Although there are a number of features that figure in something’s being a game, there is no one
of these features that all games have in common. But the games form a family in that some
combination of these features is always present, though no one combination is always present.
It is obvious that Wittgenstein’s view has more affinities with nominalism than with
realism, insofar as they both have it that it is our saying that x is a game, ultimately, that makes
it the case that x is a game. But as Bambrough points out, the nominalist cannot explain how it is
a person is able to learn applications of terms like ‘chair’ to new cases. Suppose, he says, that
we invent a term (call it “alpha”) that refers to whatever we say it refers to, in accord with the
nominalist’s theory of how general terms work. Then it follows that we will have applied the
term arbitrarily to the things we label as alphas.
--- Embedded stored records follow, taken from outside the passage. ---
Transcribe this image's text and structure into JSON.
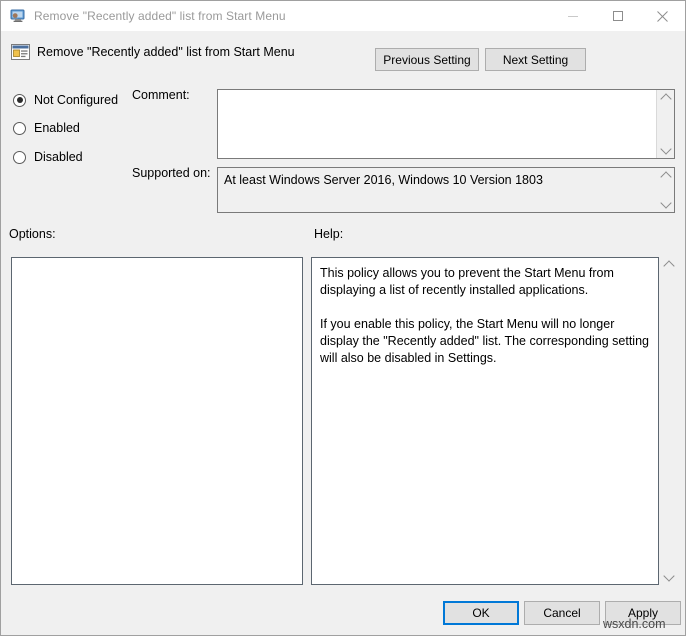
{
  "window": {
    "title": "Remove \"Recently added\" list from Start Menu",
    "icon": "policy-console-icon",
    "minimize_label": "Minimize",
    "maximize_label": "Maximize",
    "close_label": "Close"
  },
  "header": {
    "icon": "policy-setting-icon",
    "title": "Remove \"Recently added\" list from Start Menu",
    "previous_setting": "Previous Setting",
    "next_setting": "Next Setting"
  },
  "state": {
    "options": [
      {
        "label": "Not Configured",
        "checked": true
      },
      {
        "label": "Enabled",
        "checked": false
      },
      {
        "label": "Disabled",
        "checked": false
      }
    ]
  },
  "fields": {
    "comment_label": "Comment:",
    "comment_value": "",
    "supported_label": "Supported on:",
    "supported_value": "At least Windows Server 2016, Windows 10 Version 1803"
  },
  "panels": {
    "options_label": "Options:",
    "help_label": "Help:",
    "options_content": "",
    "help_paragraphs": [
      "This policy allows you to prevent the Start Menu from displaying a list of recently installed applications.",
      "If you enable this policy, the Start Menu will no longer display the \"Recently added\" list.  The corresponding setting will also be disabled in Settings."
    ]
  },
  "footer": {
    "ok": "OK",
    "cancel": "Cancel",
    "apply": "Apply"
  },
  "watermark": "wsxdn.com",
  "colors": {
    "dialog_background": "#f0f0f0",
    "focus_accent": "#0078d7",
    "title_text": "#9a9a9a",
    "panel_border": "#5c6670"
  }
}
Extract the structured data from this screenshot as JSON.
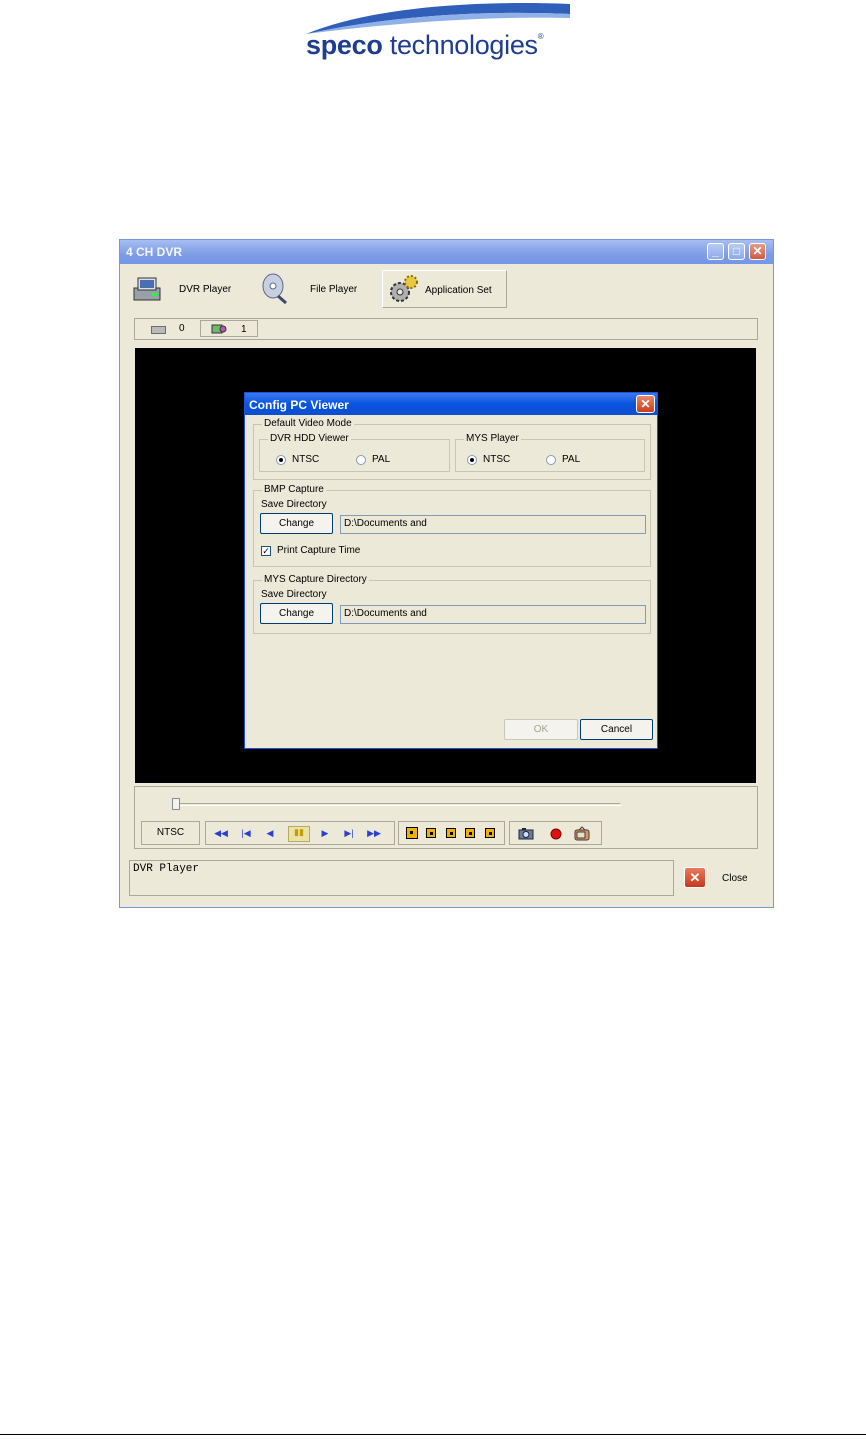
{
  "logo": {
    "brand_bold": "speco",
    "brand_rest": " technologies",
    "reg": "®"
  },
  "colors": {
    "titlebar": "#7e9de6",
    "dialog_title": "#0a54e0",
    "video_bg": "#000000",
    "window_bg": "#ece9d8",
    "close_red": "#c6391a"
  },
  "window": {
    "title": "4 CH DVR",
    "controls": {
      "minimize": "_",
      "maximize": "□",
      "close": "✕"
    },
    "tabs": [
      {
        "label": "DVR Player",
        "icon": "dvr-player-icon"
      },
      {
        "label": "File Player",
        "icon": "file-player-icon"
      },
      {
        "label": "Application Set",
        "icon": "application-set-gear-icon"
      }
    ],
    "counters": {
      "hdd": "0",
      "file": "1"
    }
  },
  "dialog": {
    "title": "Config PC Viewer",
    "close": "✕",
    "default_video_mode": {
      "legend": "Default Video Mode",
      "dvr_hdd_viewer": {
        "legend": "DVR HDD Viewer",
        "options": [
          "NTSC",
          "PAL"
        ],
        "selected": "NTSC"
      },
      "mys_player": {
        "legend": "MYS Player",
        "options": [
          "NTSC",
          "PAL"
        ],
        "selected": "NTSC"
      }
    },
    "bmp_capture": {
      "legend": "BMP Capture",
      "save_label": "Save Directory",
      "change_label": "Change",
      "directory": "D:\\Documents and",
      "print_capture_time_label": "Print Capture Time",
      "print_capture_time_checked": true,
      "check_mark": "✓"
    },
    "mys_capture": {
      "legend": "MYS Capture Directory",
      "save_label": "Save Directory",
      "change_label": "Change",
      "directory": "D:\\Documents and"
    },
    "ok_label": "OK",
    "cancel_label": "Cancel"
  },
  "player": {
    "slider_position": 0.0,
    "video_mode": "NTSC",
    "playback_glyphs": [
      "◀◀",
      "|◀",
      "◀",
      "▮▮",
      "▶",
      "▶|",
      "▶▶"
    ]
  },
  "status": {
    "text": "DVR Player"
  },
  "close_label": "Close",
  "close_glyph": "✕"
}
But if that is so, then it will be impossible for
someone to learn the term such that he or she will know how to apply it in the future; and
furthermore, any such applications will necessarily be wrong, because those future items will not
be things that we have called “alpha”. So the nominalist cannot explain two important aspects of
concept possession, namely, our ability to learn how to apply concepts beyond the particular
examples we are given, and, perhaps more importantly, the capacity to do so correctly.
The
resemblance account, however, can explain both how one learns to apply terms to novel cases
and what makes it correct to do so. When one sees that the novel case sufficiently resembles
paradigm cases of alphas – cases that everyone more or less takes to count as alphas -- then it is
correct to apply the term alpha. Resemblance theory avoids realism without making meaning
arbitrary.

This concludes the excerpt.